ANSWER
[tex]y=-\frac{4}{3}x+\frac{16}{3}[/tex]
Or
[tex]3y+4x=16[/tex]
EXPLANATION
Let us find the gradient of the line:
[tex]-3x+4y=4[/tex] by rewriting it in the slope intercept form.
[tex]\Rightarrow 4y=3x+4[/tex]
We divide through by 4 now;
[tex]\Rightarrow y=\frac{3}{4}x+1[/tex]
This is now in the form;
[tex]y=mx+c[/tex]
where
[tex]m=\frac{3}{4}[/tex] is he slope.
This implies that the slope of the line that is perpendicular to this line will be the negative reciprocal of [tex]m=\frac{3}{4}[/tex] .
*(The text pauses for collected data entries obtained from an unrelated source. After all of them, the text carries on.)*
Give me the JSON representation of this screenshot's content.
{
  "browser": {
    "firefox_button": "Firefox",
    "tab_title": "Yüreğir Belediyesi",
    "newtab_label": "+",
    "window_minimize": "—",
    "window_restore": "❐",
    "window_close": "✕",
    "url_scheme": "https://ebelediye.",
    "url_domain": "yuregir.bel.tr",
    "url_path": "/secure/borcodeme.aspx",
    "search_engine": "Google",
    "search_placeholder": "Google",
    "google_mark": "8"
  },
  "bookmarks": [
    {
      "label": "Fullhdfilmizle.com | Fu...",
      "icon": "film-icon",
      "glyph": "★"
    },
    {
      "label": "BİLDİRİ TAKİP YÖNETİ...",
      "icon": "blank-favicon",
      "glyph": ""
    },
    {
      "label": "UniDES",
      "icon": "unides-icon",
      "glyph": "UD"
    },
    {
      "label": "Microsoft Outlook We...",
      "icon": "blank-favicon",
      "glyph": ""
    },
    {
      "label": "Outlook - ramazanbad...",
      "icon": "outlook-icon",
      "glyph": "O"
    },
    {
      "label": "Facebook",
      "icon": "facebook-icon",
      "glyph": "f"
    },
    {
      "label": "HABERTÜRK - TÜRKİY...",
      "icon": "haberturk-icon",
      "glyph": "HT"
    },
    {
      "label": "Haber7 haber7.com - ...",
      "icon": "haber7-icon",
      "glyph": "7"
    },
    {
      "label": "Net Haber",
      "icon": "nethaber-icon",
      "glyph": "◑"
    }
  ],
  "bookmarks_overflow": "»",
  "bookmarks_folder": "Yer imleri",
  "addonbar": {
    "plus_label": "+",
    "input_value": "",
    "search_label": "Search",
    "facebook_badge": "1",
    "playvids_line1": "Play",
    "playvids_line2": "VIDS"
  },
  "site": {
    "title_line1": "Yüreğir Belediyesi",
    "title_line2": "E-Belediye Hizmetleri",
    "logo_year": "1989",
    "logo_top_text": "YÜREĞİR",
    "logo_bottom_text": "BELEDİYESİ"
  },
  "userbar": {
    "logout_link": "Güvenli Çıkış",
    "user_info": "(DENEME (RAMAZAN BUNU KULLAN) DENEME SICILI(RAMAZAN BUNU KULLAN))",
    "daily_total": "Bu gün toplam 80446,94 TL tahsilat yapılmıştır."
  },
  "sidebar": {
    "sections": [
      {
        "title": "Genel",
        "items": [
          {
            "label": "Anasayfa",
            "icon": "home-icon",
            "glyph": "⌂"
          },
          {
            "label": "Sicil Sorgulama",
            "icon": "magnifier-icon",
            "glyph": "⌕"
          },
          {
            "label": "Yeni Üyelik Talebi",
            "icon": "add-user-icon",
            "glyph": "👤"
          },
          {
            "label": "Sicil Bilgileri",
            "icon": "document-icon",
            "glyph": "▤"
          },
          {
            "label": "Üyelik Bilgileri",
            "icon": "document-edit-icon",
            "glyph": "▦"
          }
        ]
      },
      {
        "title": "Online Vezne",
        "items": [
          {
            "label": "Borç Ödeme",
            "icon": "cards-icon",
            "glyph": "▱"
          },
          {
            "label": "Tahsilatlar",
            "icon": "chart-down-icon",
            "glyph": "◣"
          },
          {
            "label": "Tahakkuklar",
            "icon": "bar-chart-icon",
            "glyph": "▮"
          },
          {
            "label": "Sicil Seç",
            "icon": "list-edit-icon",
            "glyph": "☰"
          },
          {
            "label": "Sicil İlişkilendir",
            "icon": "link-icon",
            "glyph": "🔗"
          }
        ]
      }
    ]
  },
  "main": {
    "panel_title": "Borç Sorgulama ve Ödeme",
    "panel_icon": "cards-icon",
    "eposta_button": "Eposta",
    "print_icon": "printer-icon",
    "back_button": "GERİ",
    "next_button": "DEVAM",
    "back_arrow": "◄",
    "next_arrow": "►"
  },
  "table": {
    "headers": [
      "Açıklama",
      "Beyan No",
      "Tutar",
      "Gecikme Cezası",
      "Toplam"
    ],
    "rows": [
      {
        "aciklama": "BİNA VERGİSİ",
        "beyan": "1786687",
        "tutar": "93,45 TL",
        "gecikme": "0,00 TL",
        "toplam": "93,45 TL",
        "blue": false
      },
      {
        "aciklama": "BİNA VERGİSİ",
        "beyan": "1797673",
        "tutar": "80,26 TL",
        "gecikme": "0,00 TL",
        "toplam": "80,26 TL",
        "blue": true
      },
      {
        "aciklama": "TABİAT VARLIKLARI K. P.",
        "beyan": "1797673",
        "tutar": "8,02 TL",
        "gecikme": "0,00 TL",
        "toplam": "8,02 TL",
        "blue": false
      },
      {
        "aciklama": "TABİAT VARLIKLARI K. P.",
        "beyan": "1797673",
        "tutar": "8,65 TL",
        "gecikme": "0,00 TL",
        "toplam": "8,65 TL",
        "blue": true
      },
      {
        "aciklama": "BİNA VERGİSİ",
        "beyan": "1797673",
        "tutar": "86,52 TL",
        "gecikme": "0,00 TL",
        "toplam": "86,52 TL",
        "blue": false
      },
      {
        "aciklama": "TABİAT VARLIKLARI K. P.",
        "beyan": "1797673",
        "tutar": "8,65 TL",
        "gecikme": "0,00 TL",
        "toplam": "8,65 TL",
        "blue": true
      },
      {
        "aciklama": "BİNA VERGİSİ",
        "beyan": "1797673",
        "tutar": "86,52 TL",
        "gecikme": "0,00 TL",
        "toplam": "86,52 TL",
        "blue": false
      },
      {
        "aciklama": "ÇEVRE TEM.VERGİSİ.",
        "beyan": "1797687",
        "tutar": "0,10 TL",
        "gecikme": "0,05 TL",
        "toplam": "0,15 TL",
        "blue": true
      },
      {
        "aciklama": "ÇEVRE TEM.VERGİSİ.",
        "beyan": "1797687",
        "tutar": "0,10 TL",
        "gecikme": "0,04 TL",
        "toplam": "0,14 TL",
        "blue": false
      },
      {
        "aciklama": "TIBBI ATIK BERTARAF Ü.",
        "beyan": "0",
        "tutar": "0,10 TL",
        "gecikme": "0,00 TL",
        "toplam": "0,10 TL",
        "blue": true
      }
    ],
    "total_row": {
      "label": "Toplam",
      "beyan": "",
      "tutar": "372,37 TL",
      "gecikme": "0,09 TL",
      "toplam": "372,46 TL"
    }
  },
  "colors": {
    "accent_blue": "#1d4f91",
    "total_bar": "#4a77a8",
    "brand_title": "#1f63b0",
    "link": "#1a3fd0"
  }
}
Thus the perpendicular line has slope,
[tex]m=\frac{-1}{\frac{3}{4}}= -\frac{4}{3}[/tex].
Let the perpendicular line have equation,
[tex]y=mx+c[/tex]
When we substitute the slope we have;
[tex]y=-\frac{4}{3}x+c[/tex]
We substitute the point. [tex](4,0)[/tex] to find c.
[tex]0=-\frac{4}{3}(4)+c[/tex]
[tex]0=-\frac{16}{3}+c[/tex]
[tex]\frac{16}{3}=c[/tex]
We substitute c to obtain;
[tex]y=-\frac{4}{3}x+\frac{16}{3}[/tex]
Or
[tex]3y+4x=16[/tex]